絞り出した声は、自分でも驚くほど上擦っていた。それでも、彼は叫ばずにはいられなかった。この地獄のような空間で、自分の存在を、正義を、必死に証明しようとするかのように。


「田中和夫と、言います!」


名乗ったところで、何になるというのか。

目の前の女、和子は、その名前を聞いても眉一つ動かさない。ただ、面白がるように唇の片端を吊り上げ、品定めするような視線を投げかけるだけだ。その態度が、田中の心の最後の堰を切った。


もう、駄目だった。

教師としてではない。社会人としてでもない。

ただ、人間として、目の前の光景が許せなかった。


「もう……我慢出来ん!」


喉から絞り出されたのは、嗚咽にも似た叫びだった。


「あんた! 親かーっ!!」


それは、問いかけではなかった。

こんな惨状を作り出しておきながら、母親を名乗る資格があるのかという、魂からの弾劾。

田中は、和子を睨みつけた。その視線は、憎しみと、どうしようもない哀れみが混じり合った、熱い炎を宿していた。

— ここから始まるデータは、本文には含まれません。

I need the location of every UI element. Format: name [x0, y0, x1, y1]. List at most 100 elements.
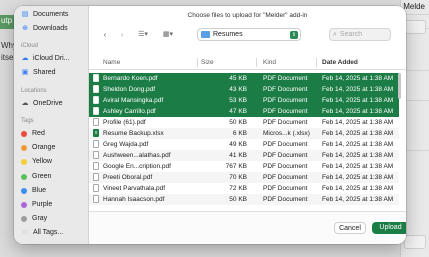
sidebar: ▤ Documents ⊕ Downloads iCloud ☁ iCloud … [14, 6, 89, 244]
sidebar-tag-purple[interactable]: Purple [21, 199, 52, 210]
file-kind: PDF Document [263, 184, 308, 192]
file-kind: PDF Document [263, 107, 308, 115]
file-name: Sheldon Dong.pdf [103, 85, 156, 93]
file-size: 47 KB [229, 107, 247, 115]
pdf-file-icon [93, 162, 99, 170]
sidebar-item-icloud-drive[interactable]: ☁ iCloud Dri... [21, 53, 70, 64]
file-date-added: Feb 14, 2025 at 1:38 AM [322, 151, 394, 159]
file-name: Ashley Carrillo.pdf [103, 107, 156, 115]
file-name: Bernardo Koen.pdf [103, 74, 158, 82]
file-name: Google En...cription.pdf [103, 162, 171, 170]
upload-button[interactable]: Upload [372, 222, 406, 234]
background-text: utp [1, 16, 13, 25]
file-row[interactable]: x Resume Backup.xlsx 6 KB Micros...k (.xlsx… [89, 128, 399, 139]
file-date-added: Feb 14, 2025 at 1:38 AM [322, 162, 394, 170]
location-select[interactable]: Resumes ⇕ [197, 28, 301, 41]
sidebar-item-shared[interactable]: ▣ Shared [21, 67, 56, 78]
file-row[interactable]: Profile (61).pdf 50 KB PDF Document Feb 14,… [89, 117, 399, 128]
chevron-up-down-icon: ⇕ [290, 31, 298, 39]
file-kind: PDF Document [263, 96, 308, 104]
tag-dot-icon [21, 144, 27, 151]
pdf-file-icon [93, 151, 99, 159]
download-icon: ⊕ [22, 24, 28, 32]
sidebar-tag-gray[interactable]: Gray [21, 213, 47, 224]
pdf-file-icon [93, 107, 99, 115]
list-view-icon[interactable]: ☰▾ [134, 30, 152, 40]
background-addin-label: Melde [403, 2, 425, 11]
pdf-file-icon [93, 85, 99, 93]
location-label: Resumes [213, 31, 243, 38]
search-field[interactable]: ⌕ [329, 28, 391, 41]
file-row[interactable]: Sheldon Dong.pdf 43 KB PDF Document Feb 14,… [89, 84, 399, 95]
column-header-size[interactable]: Size [201, 59, 214, 66]
sidebar-item-label: Gray [32, 215, 48, 222]
sidebar-item-documents[interactable]: ▤ Documents [21, 9, 69, 20]
document-icon: ▤ [21, 10, 29, 18]
dialog-title: Choose files to upload for "Melder" add-… [187, 12, 308, 19]
file-kind: PDF Document [263, 118, 308, 126]
chevron-right-icon[interactable]: › [117, 30, 127, 40]
file-kind: PDF Document [263, 140, 308, 148]
sidebar-item-label: Green [32, 173, 52, 180]
sidebar-tag-red[interactable]: Red [21, 128, 45, 139]
file-name: Profile (61).pdf [103, 118, 146, 126]
file-row[interactable]: Hannah Isaacson.pdf 50 KB PDF Document Feb … [89, 194, 399, 205]
file-kind: PDF Document [263, 151, 308, 159]
column-header-name[interactable]: Name [103, 59, 120, 66]
file-date-added: Feb 14, 2025 at 1:38 AM [322, 129, 394, 137]
search-input[interactable] [339, 31, 384, 38]
file-row[interactable]: Vineet Parvathala.pdf 72 KB PDF Document Fe… [89, 183, 399, 194]
file-date-added: Feb 14, 2025 at 1:38 AM [322, 184, 394, 192]
sidebar-tag-green[interactable]: Green [21, 171, 51, 182]
chevron-left-icon[interactable]: ‹ [100, 30, 110, 40]
sidebar-tag-blue[interactable]: Blue [21, 185, 46, 196]
scrollbar[interactable] [398, 73, 401, 99]
file-row[interactable]: Greg Wajda.pdf 49 KB PDF Document Feb 14, 2… [89, 139, 399, 150]
file-upload-dialog: ▤ Documents ⊕ Downloads iCloud ☁ iCloud … [14, 6, 406, 244]
file-size: 50 KB [229, 118, 247, 126]
sidebar-item-label: Purple [32, 201, 53, 208]
tag-dot-icon [21, 215, 27, 222]
file-row[interactable]: Aushween...alathas.pdf 41 KB PDF Document F… [89, 150, 399, 161]
file-kind: PDF Document [263, 85, 308, 93]
file-kind: PDF Document [263, 173, 308, 181]
onedrive-icon: ☁ [21, 99, 29, 107]
grid-icon[interactable]: ▦▾ [159, 30, 177, 40]
file-row[interactable]: Bernardo Koen.pdf 45 KB PDF Document Feb 14… [89, 73, 399, 84]
tag-dot-icon [21, 187, 27, 194]
file-kind: PDF Document [263, 162, 308, 170]
sidebar-item-label: Orange [32, 144, 56, 151]
file-kind: Micros...k (.xlsx) [263, 129, 310, 137]
sidebar-all-tags[interactable]: ◌ All Tags... [21, 227, 63, 238]
pdf-file-icon [93, 184, 99, 192]
sidebar-item-onedrive[interactable]: ☁ OneDrive [21, 98, 63, 109]
file-size: 70 KB [229, 173, 247, 181]
column-header-kind[interactable]: Kind [263, 59, 276, 66]
file-row[interactable]: Aviral Mansingka.pdf 53 KB PDF Document Feb… [89, 95, 399, 106]
table-body: Bernardo Koen.pdf 45 KB PDF Document Feb 14… [89, 73, 406, 205]
tag-dot-icon [21, 130, 27, 137]
pdf-file-icon [93, 118, 99, 126]
file-name: Greg Wajda.pdf [103, 140, 149, 148]
file-row[interactable]: Google En...cription.pdf 767 KB PDF Docume… [89, 161, 399, 172]
sidebar-section-icloud: iCloud [21, 43, 39, 49]
file-row[interactable]: Ashley Carrillo.pdf 47 KB PDF Document Feb … [89, 106, 399, 117]
cancel-button[interactable]: Cancel [334, 222, 366, 234]
excel-file-icon: x [93, 129, 99, 137]
file-row[interactable]: Preeti Oboral.pdf 70 KB PDF Document Feb 14… [89, 172, 399, 183]
file-name: Vineet Parvathala.pdf [103, 184, 166, 192]
file-date-added: Feb 14, 2025 at 1:38 AM [322, 85, 394, 93]
folder-icon [201, 31, 210, 38]
sidebar-tag-orange[interactable]: Orange [21, 142, 55, 153]
column-header-date-added[interactable]: Date Added [322, 59, 358, 66]
file-size: 72 KB [229, 184, 247, 192]
sidebar-item-downloads[interactable]: ⊕ Downloads [21, 23, 68, 34]
file-size: 45 KB [229, 74, 247, 82]
sidebar-tag-yellow[interactable]: Yellow [21, 156, 52, 167]
table-header: Name Size Kind Date Added [89, 57, 406, 70]
sidebar-item-label: OneDrive [33, 100, 63, 107]
sidebar-item-label: Downloads [33, 25, 68, 32]
file-size: 767 KB [225, 162, 247, 170]
pdf-file-icon [93, 74, 99, 82]
tags-icon: ◌ [22, 228, 28, 236]
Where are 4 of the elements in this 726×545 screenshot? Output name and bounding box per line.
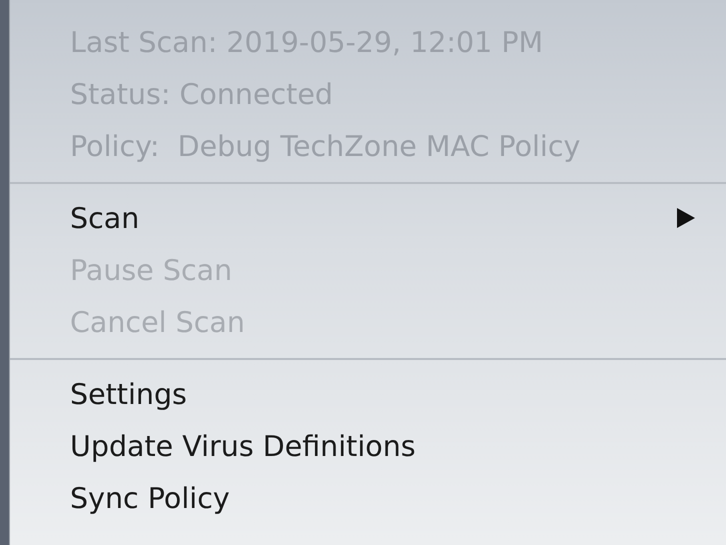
menu-item[interactable]: Sync Policy [70, 472, 726, 524]
menu-item[interactable]: Settings [70, 368, 726, 420]
menu-item[interactable]: Update Virus Definitions [70, 420, 726, 472]
menu-item[interactable]: Scan [70, 192, 726, 244]
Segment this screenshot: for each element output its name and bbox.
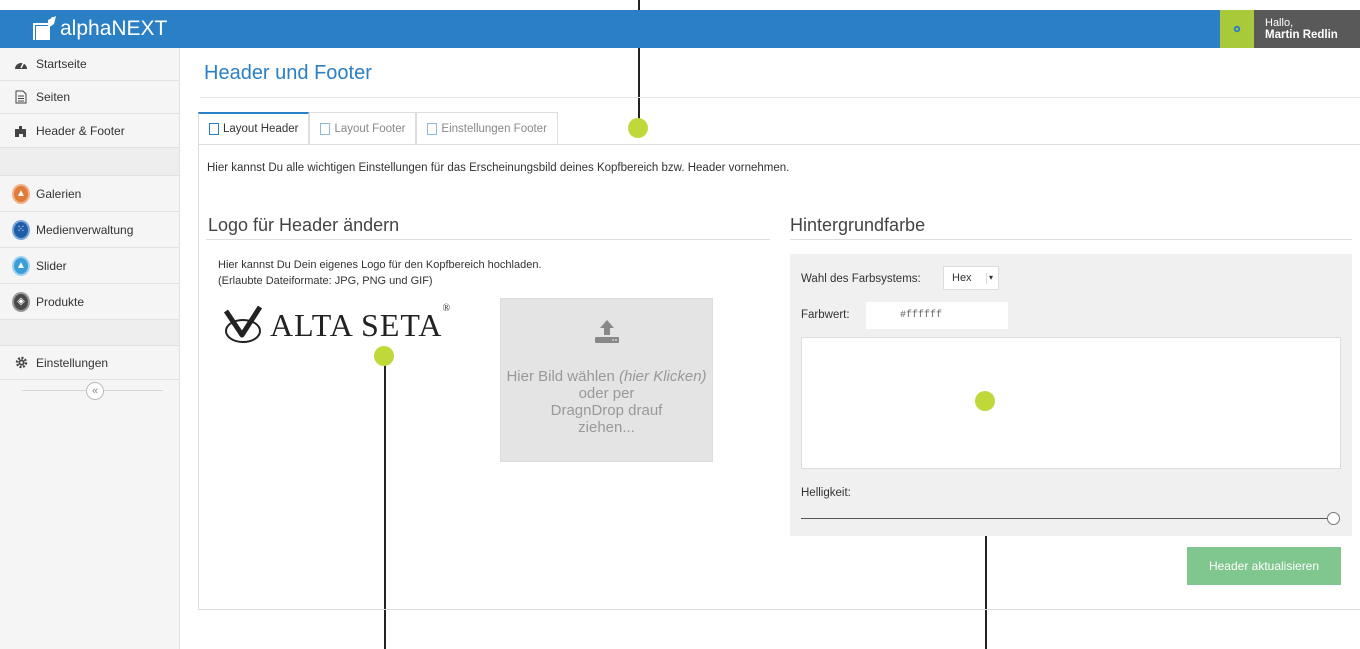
- logo-section-divider: [206, 239, 770, 240]
- sidebar-item-einstellungen[interactable]: Einstellungen: [0, 346, 179, 380]
- tab-einstellungen-footer[interactable]: Einstellungen Footer: [416, 112, 558, 144]
- sidebar-item-seiten[interactable]: Seiten: [0, 81, 179, 114]
- sidebar-item-slider[interactable]: ▲ Slider: [0, 248, 179, 284]
- tab-layout-header[interactable]: Layout Header: [198, 112, 310, 144]
- alphanext-logo-icon: [32, 16, 58, 42]
- brightness-label: Helligkeit:: [801, 487, 851, 499]
- tab-label: Layout Header: [223, 123, 299, 135]
- sidebar-item-header-footer[interactable]: Header & Footer: [0, 114, 179, 148]
- color-preview[interactable]: [801, 337, 1341, 469]
- tab-bar: Layout Header Layout Footer Einstellunge…: [198, 112, 558, 144]
- sidebar-item-label: Header & Footer: [36, 123, 125, 138]
- user-name: Martin Redlin: [1265, 29, 1338, 41]
- checkmark-logo-icon: [223, 305, 263, 343]
- sidebar-item-label: Seiten: [36, 90, 71, 104]
- sidebar-item-label: Galerien: [36, 186, 82, 201]
- brightness-slider-track[interactable]: [801, 518, 1327, 519]
- color-system-select[interactable]: Hex ▾: [943, 266, 999, 290]
- dropzone-line2: oder per DragnDrop drauf ziehen...: [550, 385, 663, 436]
- registered-mark: ®: [442, 302, 452, 314]
- chevron-down-icon: ▾: [986, 273, 995, 284]
- sidebar-item-produkte[interactable]: ◈ Produkte: [0, 284, 179, 320]
- collapse-sidebar-button[interactable]: «: [86, 382, 104, 400]
- logo-wordmark-text: ALTA SETA: [270, 306, 443, 343]
- bg-section-title: Hintergrundfarbe: [790, 215, 926, 235]
- title-divider: [200, 97, 1360, 98]
- grid-apps-icon: ⁙: [12, 219, 30, 240]
- puzzle-icon: [12, 122, 30, 140]
- page-title: Header und Footer: [204, 62, 372, 84]
- bg-section-divider: [790, 239, 1352, 240]
- sidebar-item-startseite[interactable]: Startseite: [0, 48, 179, 81]
- slider-icon: ▲: [12, 255, 30, 276]
- logo-wordmark: ALTA SETA®: [270, 303, 451, 344]
- current-logo: ALTA SETA®: [222, 303, 451, 345]
- box-icon: ◈: [12, 291, 30, 312]
- sidebar-item-label: Slider: [36, 258, 67, 273]
- top-bar: alphaNEXT Hallo, Martin Redlin: [0, 10, 1360, 48]
- callout-marker-logo: [374, 346, 394, 366]
- callout-marker-preview: [975, 391, 995, 411]
- app-name: alphaNEXT: [60, 17, 168, 40]
- document-icon: [320, 122, 331, 135]
- image-upload-dropzone[interactable]: Hier Bild wählen (hier Klicken) oder per…: [500, 298, 713, 462]
- gear-icon: [12, 354, 30, 372]
- greeting-text: Hallo,: [1265, 17, 1294, 29]
- upload-icon: [592, 316, 622, 346]
- user-greeting: Hallo, Martin Redlin: [1254, 10, 1360, 48]
- sidebar-separator: [0, 148, 179, 176]
- sidebar-item-label: Einstellungen: [36, 355, 109, 370]
- document-icon: [209, 123, 219, 135]
- color-system-label: Wahl des Farbsystems:: [801, 273, 921, 285]
- document-icon: [427, 122, 438, 135]
- dropzone-prompt: Hier Bild wählen: [506, 368, 615, 385]
- dropzone-click-hint: (hier Klicken): [619, 368, 707, 385]
- brightness-slider-thumb[interactable]: [1327, 512, 1340, 525]
- tachometer-icon: [12, 55, 30, 73]
- dropzone-line1: Hier Bild wählen (hier Klicken): [501, 368, 712, 385]
- color-value-input[interactable]: #ffffff: [866, 302, 1008, 329]
- sidebar-item-label: Medienverwaltung: [36, 222, 134, 237]
- gallery-icon: ▲: [12, 183, 30, 204]
- sidebar-item-label: Startseite: [36, 57, 87, 71]
- logo-section-title: Logo für Header ändern: [208, 215, 400, 235]
- sidebar-separator: [0, 320, 179, 346]
- color-value-label: Farbwert:: [801, 309, 850, 321]
- callout-marker-tabs: [628, 118, 648, 138]
- user-settings-gear-icon[interactable]: [1220, 10, 1254, 48]
- sidebar-collapse: «: [0, 380, 179, 402]
- logo-description: Hier kannst Du Dein eigenes Logo für den…: [218, 259, 542, 287]
- sidebar-item-medienverwaltung[interactable]: ⁙ Medienverwaltung: [0, 212, 179, 248]
- app-brand[interactable]: alphaNEXT: [32, 12, 167, 46]
- update-header-button[interactable]: Header aktualisieren: [1187, 547, 1341, 585]
- sidebar: Startseite Seiten Header & Footer ▲ Gale…: [0, 48, 180, 649]
- sidebar-item-label: Produkte: [36, 294, 85, 309]
- tab-label: Einstellungen Footer: [441, 122, 547, 135]
- color-system-value: Hex: [952, 272, 972, 284]
- user-menu[interactable]: Hallo, Martin Redlin: [1220, 10, 1360, 48]
- document-icon: [12, 88, 30, 106]
- tab-layout-footer[interactable]: Layout Footer: [309, 112, 417, 144]
- intro-text: Hier kannst Du alle wichtigen Einstellun…: [207, 162, 790, 174]
- tab-label: Layout Footer: [334, 122, 406, 135]
- sidebar-item-galerien[interactable]: ▲ Galerien: [0, 176, 179, 212]
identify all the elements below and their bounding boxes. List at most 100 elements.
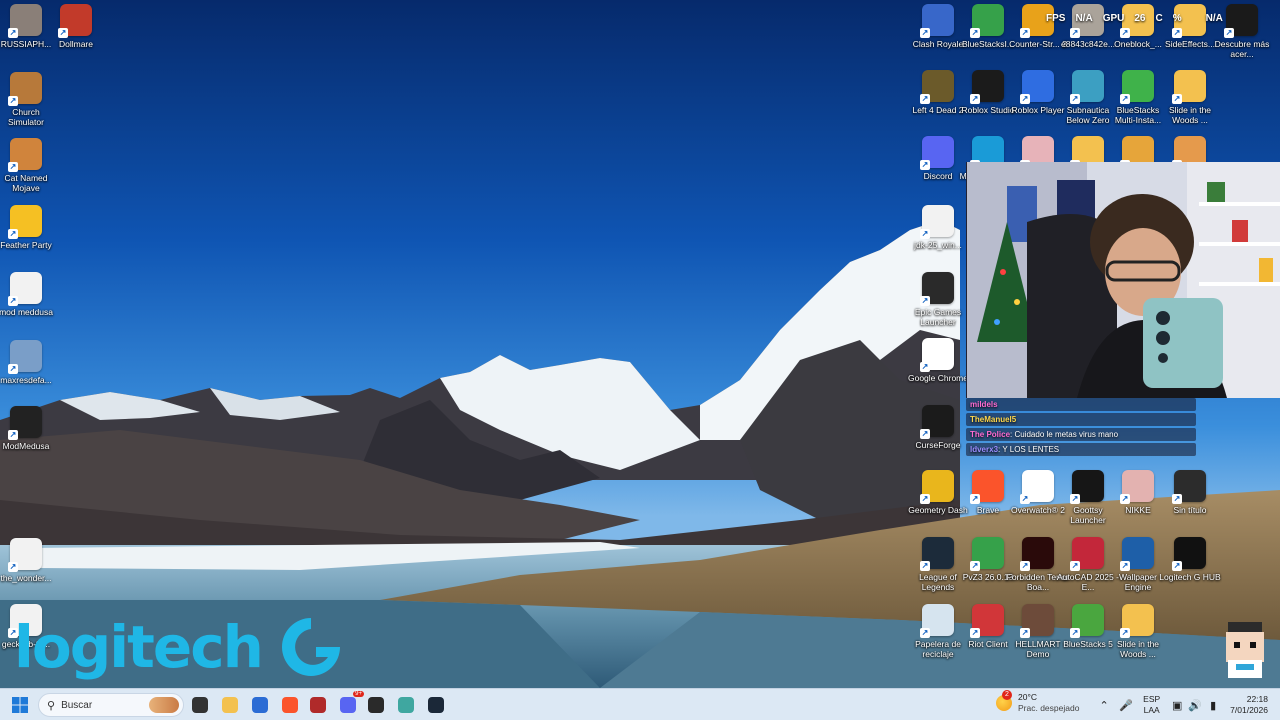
clock[interactable]: 22:18 7/01/2026 [1230,694,1268,716]
desktop-shortcut[interactable]: ↗ ModMedusa [0,406,52,451]
desktop-shortcut[interactable]: ↗ Church Simulator [0,72,52,127]
shortcut-arrow-icon: ↗ [8,28,18,38]
desktop-shortcut-label: Logitech G HUB [1159,572,1221,582]
desktop-shortcut[interactable]: ↗ Google Chrome [908,338,968,383]
weather-widget[interactable]: 2 20°C Prac. despejado [996,690,1080,714]
java-file-icon: ↗ [8,538,42,572]
network-icon[interactable]: ▣ [1168,699,1186,712]
fps-value: N/A [1075,12,1093,24]
desktop-shortcut-label: Cat Named Mojave [4,173,48,193]
autocad-icon: ↗ [1070,537,1104,571]
desktop-shortcut-label: maxresdefa... [0,375,52,385]
desktop-shortcut[interactable]: ↗ Descubre más acer... [1215,4,1269,59]
desktop-shortcut[interactable]: ↗ League of Legends [912,537,964,592]
shortcut-arrow-icon: ↗ [1224,28,1234,38]
desktop-shortcut[interactable]: ↗ HELLMART Demo [1012,604,1064,659]
shortcut-arrow-icon: ↗ [1070,628,1080,638]
windows-start-button[interactable] [8,693,32,717]
shortcut-arrow-icon: ↗ [8,96,18,106]
desktop-shortcut-label: the_wonder... [0,573,52,583]
steam-icon[interactable] [424,693,448,717]
desktop-shortcut[interactable]: ↗ Sin título [1164,470,1216,515]
shortcut-arrow-icon: ↗ [970,561,980,571]
discord-icon: ↗ [920,136,954,170]
desktop-shortcut-label: Slide in the Woods ... [1116,639,1160,659]
obs-icon[interactable] [364,693,388,717]
desktop-shortcut-label: Descubre más acer... [1214,39,1270,59]
bluestacks-icon: ↗ [970,4,1004,38]
desktop-shortcut[interactable]: ↗ Slide in the Woods ... [1112,604,1164,659]
search-placeholder: Buscar [61,699,93,711]
desktop-shortcut[interactable]: ↗ Slide in the Woods ... [1164,70,1216,125]
desktop-shortcut-label: Google Chrome [907,373,968,383]
logitech-g-hub-icon: ↗ [1172,537,1206,571]
shortcut-arrow-icon: ↗ [1070,94,1080,104]
store-icon[interactable] [248,693,272,717]
chrome-icon: ↗ [920,338,954,372]
desktop-shortcut[interactable]: ↗ jdk-25_win... [912,205,964,250]
search-icon: ⚲ [47,699,56,712]
bluestacks-icon: ↗ [970,537,1004,571]
system-tray: ⌃ 🎤 ESP LAA ▣ 🔊 ▮ 22:18 7/01/2026 [1095,689,1280,720]
brave-taskbar-icon[interactable] [278,693,302,717]
russia-photo-icon: ↗ [8,4,42,38]
file-explorer-icon-glyph [222,697,238,713]
steam-icon-glyph [428,697,444,713]
weather-desc: Prac. despejado [1018,703,1080,713]
desktop-shortcut-label: Epic Games Launcher [914,307,962,327]
shortcut-arrow-icon: ↗ [8,229,18,239]
church-simulator-icon: ↗ [8,72,42,106]
desktop-shortcut-label: mod meddusa [0,307,53,317]
shortcut-arrow-icon: ↗ [920,494,930,504]
language-bottom: LAA [1143,705,1160,715]
notepad-icon[interactable] [394,693,418,717]
bluestacks-icon: ↗ [1070,604,1104,638]
taskbar: ⚲ Buscar 9+ 2 20°C Prac. despejado ⌃ 🎤 E… [0,688,1280,720]
language-indicator[interactable]: ESP LAA [1143,694,1160,716]
desktop-shortcut[interactable]: ↗ Logitech G HUB [1159,537,1221,582]
file-explorer-icon[interactable] [218,693,242,717]
taskbar-search-box[interactable]: ⚲ Buscar [38,693,184,717]
chat-user: The Police [970,430,1011,439]
desktop-shortcut[interactable]: ↗ Papelera de reciclaje [912,604,964,659]
chat-text: Cuidado le metas virus mano [1014,430,1119,439]
epic-games-icon: ↗ [920,272,954,306]
roblox-studio-icon: ↗ [970,70,1004,104]
left4dead-icon: ↗ [920,70,954,104]
desktop-shortcut[interactable]: ↗ Feather Party [0,205,52,250]
desktop-shortcut[interactable]: ↗ maxresdefa... [0,340,52,385]
chat-message: mildels [966,398,1196,411]
desktop-shortcut[interactable]: ↗ BlueStacks Multi-Insta... [1112,70,1164,125]
desktop-shortcut[interactable]: ↗ CurseForge [912,405,964,450]
chat-user: ldverx3 [970,445,999,454]
show-hidden-icons-chevron-icon[interactable]: ⌃ [1095,699,1113,712]
desktop-shortcut[interactable]: ↗ NIKKE [1112,470,1164,515]
desktop-shortcut[interactable]: ↗ Dollmare [50,4,102,49]
task-view-icon[interactable] [188,693,212,717]
desktop-shortcut[interactable]: ↗ the_wonder... [0,538,52,583]
volume-icon[interactable]: 🔊 [1186,699,1204,712]
blank-file-icon: ↗ [1172,470,1206,504]
windows-logo-icon [12,697,28,713]
feather-party-icon: ↗ [8,205,42,239]
desktop-shortcut[interactable]: ↗ Wallpaper Engine [1112,537,1164,592]
battery-icon[interactable]: ▮ [1204,699,1222,712]
desktop-shortcut[interactable]: ↗ Goottsy Launcher [1062,470,1114,525]
clash-royale-icon: ↗ [920,4,954,38]
notetaker-icon[interactable] [306,693,330,717]
shortcut-arrow-icon: ↗ [920,362,930,372]
discord-taskbar-icon[interactable]: 9+ [336,691,364,717]
shortcut-arrow-icon: ↗ [920,429,930,439]
dollmare-icon: ↗ [58,4,92,38]
shortcut-arrow-icon: ↗ [920,561,930,571]
desktop-shortcut[interactable]: ↗ Cat Named Mojave [0,138,52,193]
language-top: ESP [1143,694,1161,704]
desktop-shortcut[interactable]: ↗ Epic Games Launcher [912,272,964,327]
overwatch-icon: ↗ [1020,470,1054,504]
cpu-value: % [1172,12,1182,24]
desktop-shortcut-label: Dollmare [58,39,93,49]
microphone-icon[interactable]: 🎤 [1117,699,1135,712]
desktop-shortcut[interactable]: ↗ mod meddusa [0,272,53,317]
acer-icon: ↗ [1224,4,1258,38]
stream-chat-overlay: mildels TheManuel5 The Police: Cuidado l… [966,398,1196,458]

その炎を真正面から受け止めても、和子は涼しい顔をしていた。

ふん、と鼻で笑うと、壁から身体を離し、気だるそうに髪をかきあげる。


「親やけど? それが、どないしたん」


まるで他人事のように、あっけらかんと言い放った。

その言葉に、田中は全身の血が逆流するような感覚を覚えた。この女には、何も通じない。常識も、倫理も、親子の情愛さえも、この淀んだ空気の中に溶けて消えてしまったのだ。


絶望が、田中の心を黒く塗りつ潰そうとした、その時だった。


うずくまっていた菜々美が、ゆっくりと顔を上げた。

その小さな瞳が、初めて母親ではなく、自分のために怒りを爆発させてくれた男の、広い背中をじっと見つめていた。


床に落ちた、食べかけの鶏肉の骨。

それを貪っていた自分の惨めな姿。

そして今、自分を庇うように立つ、大きな背中。


菜々美の心の中で、冷たく凍りついていた何かが、ポロリと音を立てて剥がれ落ちた。

それは、誰にも助けてもらえないという諦め。

それは、たった一人で生きていかなければならないという覚悟。


その代わりに、今まで知らなかった、熱くて、少しだけ痛いような感情が、小さな泉のように湧き上がってくるのを、少女は感じていた。


この日、この瞬間、十五歳の少女の心に、田中和夫という男の存在が、消えない烙印のように深く、深く刻みつけられたのである。